The NED’s Gershman (right) specifically addressed the existence of what he called “professional enablers” within established democracies, including the United States. These individuals and corporations, he asserted, serve as links in the process of embedding corrupt kleptocrats within our system, and may cause irreparable damage to the prospect for democracy in foreign countries that view the United States’ call for civil society and the rule of law as hypocritical.

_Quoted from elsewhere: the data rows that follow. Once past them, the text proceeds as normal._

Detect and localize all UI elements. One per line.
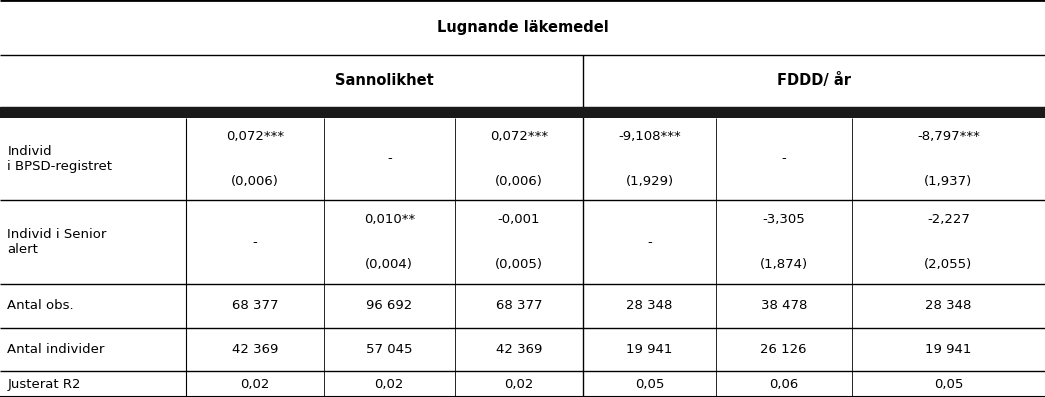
Text: -: - [647, 236, 652, 249]
Text: 57 045: 57 045 [366, 343, 413, 356]
Text: (1,937): (1,937) [924, 175, 973, 188]
Text: 42 369: 42 369 [232, 343, 278, 356]
Text: Lugnande läkemedel: Lugnande läkemedel [437, 20, 608, 35]
Text: 0,05: 0,05 [933, 378, 963, 391]
Text: 0,06: 0,06 [769, 378, 798, 391]
Text: Individ
i BPSD-registret: Individ i BPSD-registret [7, 145, 112, 173]
Text: 19 941: 19 941 [626, 343, 673, 356]
Text: -: - [253, 236, 257, 249]
Text: Sannolikhet: Sannolikhet [335, 73, 434, 89]
Text: Individ i Senior
alert: Individ i Senior alert [7, 228, 107, 256]
Text: 0,072***: 0,072*** [490, 130, 548, 143]
Text: 26 126: 26 126 [761, 343, 807, 356]
Text: 28 348: 28 348 [626, 299, 673, 312]
Text: -: - [782, 152, 786, 166]
Text: -3,305: -3,305 [763, 213, 805, 226]
Text: 0,02: 0,02 [374, 378, 404, 391]
Text: (0,005): (0,005) [495, 258, 542, 271]
Text: Antal obs.: Antal obs. [7, 299, 74, 312]
Text: -: - [387, 152, 392, 166]
Text: (1,874): (1,874) [760, 258, 808, 271]
Text: (0,006): (0,006) [231, 175, 279, 188]
Text: (1,929): (1,929) [625, 175, 674, 188]
Text: FDDD/ år: FDDD/ år [777, 73, 851, 89]
Text: 42 369: 42 369 [495, 343, 542, 356]
Text: 0,05: 0,05 [634, 378, 665, 391]
Text: Antal individer: Antal individer [7, 343, 104, 356]
Text: 0,02: 0,02 [504, 378, 534, 391]
Text: 0,072***: 0,072*** [226, 130, 284, 143]
Text: 68 377: 68 377 [232, 299, 278, 312]
Text: 38 478: 38 478 [761, 299, 807, 312]
Text: (2,055): (2,055) [924, 258, 973, 271]
Text: 0,010**: 0,010** [364, 213, 415, 226]
Text: 28 348: 28 348 [925, 299, 972, 312]
Text: -2,227: -2,227 [927, 213, 970, 226]
Text: (0,004): (0,004) [366, 258, 413, 271]
Text: -8,797***: -8,797*** [916, 130, 980, 143]
Text: -0,001: -0,001 [497, 213, 540, 226]
Bar [0, 107, 1045, 118]
Text: 96 692: 96 692 [366, 299, 413, 312]
Text: 68 377: 68 377 [495, 299, 542, 312]
Text: -9,108***: -9,108*** [618, 130, 681, 143]
Text: (0,006): (0,006) [495, 175, 542, 188]
Text: Justerat R2: Justerat R2 [7, 378, 80, 391]
Text: 0,02: 0,02 [240, 378, 270, 391]
Text: 19 941: 19 941 [925, 343, 972, 356]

Though their proposed methods differed, each panelist, as well as the presiding members of Congress, stated the need for the United States to reassess its anti-corruption tactics moving forward. Senator Ben Cardin suggested that the United States promote best practices and apply the framework of the Trafficking in Persons (TIP) Report to the issue of corruption by creating a common agenda on accountability and evaluating countries based upon a set standard of expectations. This proposition was met with some disagreement, in particular on the part of Tom Malinowski, Assistant Secretary of the U.S. Department of State’s Bureau of Democracy, Human Rights, and Labor, who suggested that foreign leaders would balk at the suggestion of being rated on their criminality by the United States. He instead suggested that consolidating current reports on corruption and incorporating evaluations from the World Bank and other international institutions would be a more effective method for combatting corruption.
A persistent theme within the discussion was the potential for kleptocracies to open the way for violent extremism by repressing peaceful activists and reformists, setting the stage for an anti-Western environment and for extremists who pose a threat to entire regions. Citing research on corruption and anti-corruption efforts, Mr. Gershman emphasized supporting and helping to build a capable citizenry as one of the most effective responses to kleptocracy. Again, this proposition was met with some resistance, in this case by Ms. Chayes, who argued against offloading responsibility onto fragile civil society organizations. It is likely that there is no single framework for combatting corruption, as the strength of civil society varies by country, as do other factors, such as culture and institutional stability, and that the most effective strategy is one that is both comprehensive and flexible.
*Rachelle Faust is an intern in Government and Public Relations at the National Endowment for Democracy.